If you are willing to join me in stipulating that education is important and will further stipulate that good schools are preferable to mediocre or poor ones, then we have some priorities to rearrange because America is no longer even close to providing the best education in the world.
The road to an improved U.S. education system is long and winding, but the following four steps would be a good way to start the journey:
Keep state and national politicians as far away from schools as possible. It’s a crying shame it has come to this, but the less education is pondered on Capitol Hill and in state capitols, the better off our schools will be. Restoring local community control of schools needs to be Job One.
Stop testing kids to tears. All the incessant testing done nowadays doesn’t help students, it hurts them by cutting deeply into the time devoted to actual teaching and learning. The politicians’ testing fetish grew out of a desperate desire to do an end-run around a reality they find intolerably uncomfortable: Even the very best educators will almost always fail when they work in inadequately equipped schools and are tasked with teaching profoundly disadvantaged students. Rather than try to eliminate or at least diminish the disadvantages, the politicians look for an easier route. Nonstop testing gives them someone to point fingers at. It produces a plentiful supply of scapegoats but does little or nothing to help struggling students learn better or all students learn more.
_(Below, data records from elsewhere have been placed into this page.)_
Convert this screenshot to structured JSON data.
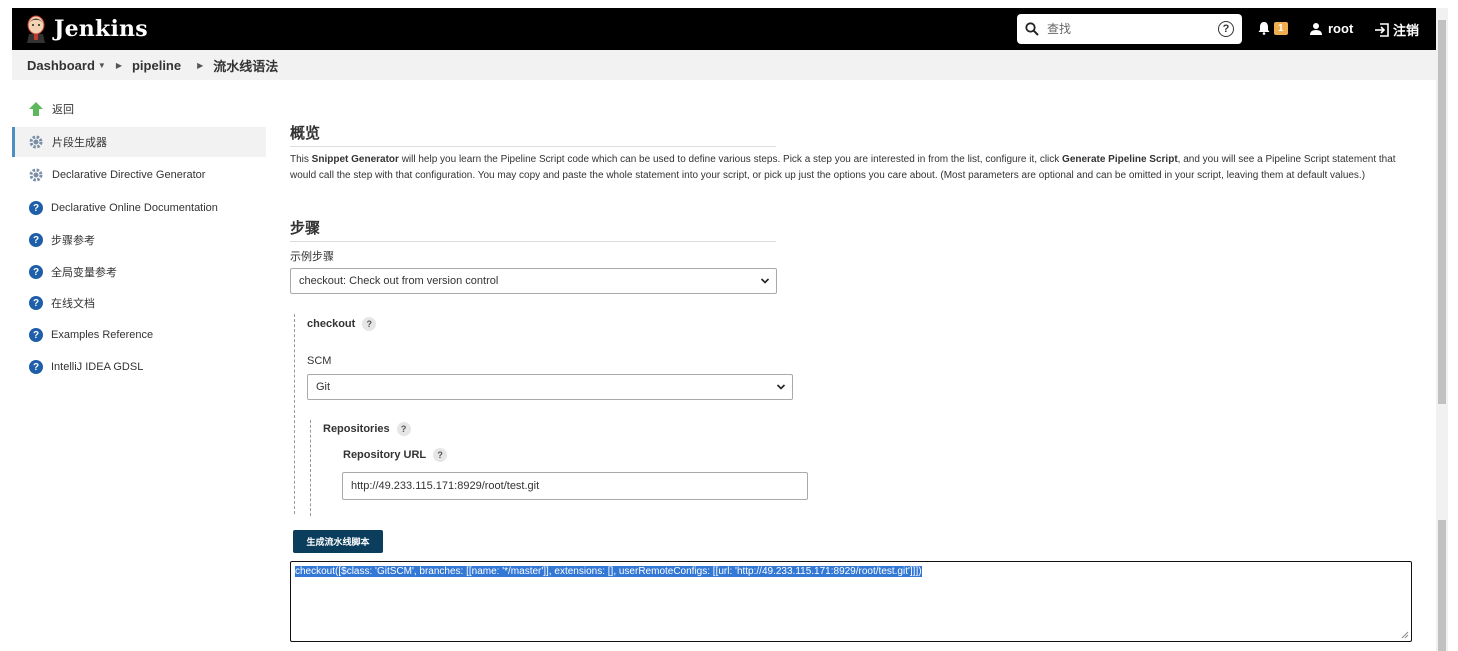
{
  "header": {
    "brand": "Jenkins",
    "search_placeholder": "查找",
    "notification_count": "1",
    "user": "root",
    "logout": "注销"
  },
  "breadcrumb": [
    "Dashboard",
    "pipeline",
    "流水线语法"
  ],
  "sidebar": {
    "items": [
      {
        "label": "返回",
        "icon": "up-arrow-icon"
      },
      {
        "label": "片段生成器",
        "icon": "gear-icon"
      },
      {
        "label": "Declarative Directive Generator",
        "icon": "gear-icon"
      },
      {
        "label": "Declarative Online Documentation",
        "icon": "help-icon"
      },
      {
        "label": "步骤参考",
        "icon": "help-icon"
      },
      {
        "label": "全局变量参考",
        "icon": "help-icon"
      },
      {
        "label": "在线文档",
        "icon": "help-icon"
      },
      {
        "label": "Examples Reference",
        "icon": "help-icon"
      },
      {
        "label": "IntelliJ IDEA GDSL",
        "icon": "help-icon"
      }
    ]
  },
  "main": {
    "overview_title": "概览",
    "desc_1": "This ",
    "desc_snippet": "Snippet Generator",
    "desc_2": " will help you learn the Pipeline Script code which can be used to define various steps. Pick a step you are interested in from the list, configure it, click ",
    "desc_generate": "Generate Pipeline Script",
    "desc_3": ", and you will see a Pipeline Script statement that would call the step with that configuration. You may copy and paste the whole statement into your script, or pick up just the options you care about. (Most parameters are optional and can be omitted in your script, leaving them at default values.)",
    "steps_title": "步骤",
    "sample_step_label": "示例步骤",
    "sample_step_value": "checkout: Check out from version control",
    "checkout_label": "checkout",
    "scm_label": "SCM",
    "scm_value": "Git",
    "repositories_label": "Repositories",
    "repo_url_label": "Repository URL",
    "repo_url_value": "http://49.233.115.171:8929/root/test.git",
    "generate_button": "生成流水线脚本",
    "output": "checkout([$class: 'GitSCM', branches: [[name: '*/master']], extensions: [], userRemoteConfigs: [[url: 'http://49.233.115.171:8929/root/test.git']]])"
  },
  "colors": {
    "topbar": "#000000",
    "accent": "#4a90c2",
    "button": "#0b3d5c",
    "badge": "#f0ad4e",
    "selection": "#3478d6"
  }
}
No more “save our schools” referendums. Funding schools by public referendum is proving unsustainable in Wisconsin and elsewhere around the country. The worst thing about putting schools in the position of having to repeatedly get voter approval just to be able to sustain basic programs and keep up facilities is how it aggravates educational inequality. School officials in communities that are struggling economically are understandably reluctant to ask their neighbors to raise their own taxes. When they feel they have no choice but to seek funding, they ask for less than officials in affluent areas where people can more easily afford to say yes. Local elected school boards need to be trusted to put together responsible budgets and manage resources wisely, and state and federal school aid needs to be distributed in a way that equalizes funding across districts and provides adequate and equitable funding for all schools.
Align expectations with investments. Excellence doesn’t come cheap. It is no coincidence that the best performing schools are consistently found where education spending is highest. But this is another reality that politicians find intolerably uncomfortable, which is why they are forever in search of the scholastic equivalent of fairy dust and why American education is so prone to fads.
A quarter of a century ago, “school choice” was promoted as a miracle cure for what ailed American education. The 25-year experiment has done nothing to boost student achievement. The only thing it has done is prop up private schools experiencing steady enrollment loss. As it became increasingly clear that taxpayer-subsidized private schooling had no magical powers, the “school accountability” movement took hold. It enriched the standardized testing industry but has done little else. Yesterday’s “school to work” and today’s “STEM education” fixations haven’t prevented the American education system from continuing to slip toward mediocrity internationally, but have driven teaching of the arts and civics to the brink of extinction.
One strategy that has proven effective over the years is class size reduction. But having smaller classes means hiring more teachers and that costs money. Replacing the industrial-age factory model of schools and the mass-production, assembly-line approach to instruction with a more personalized, flexible and interactive approach can reverse the decline of U.S. educational performance, but it requires smaller classes and smaller schools and that gives politicians the willies.
As a society, we have decisions to make and priorities to set. If we expect excellence, we need to act like that’s what we want. If we can live with diminished international competitiveness that comes with increasing educational mediocrity here at home, then fads and fairy dust will do just fine.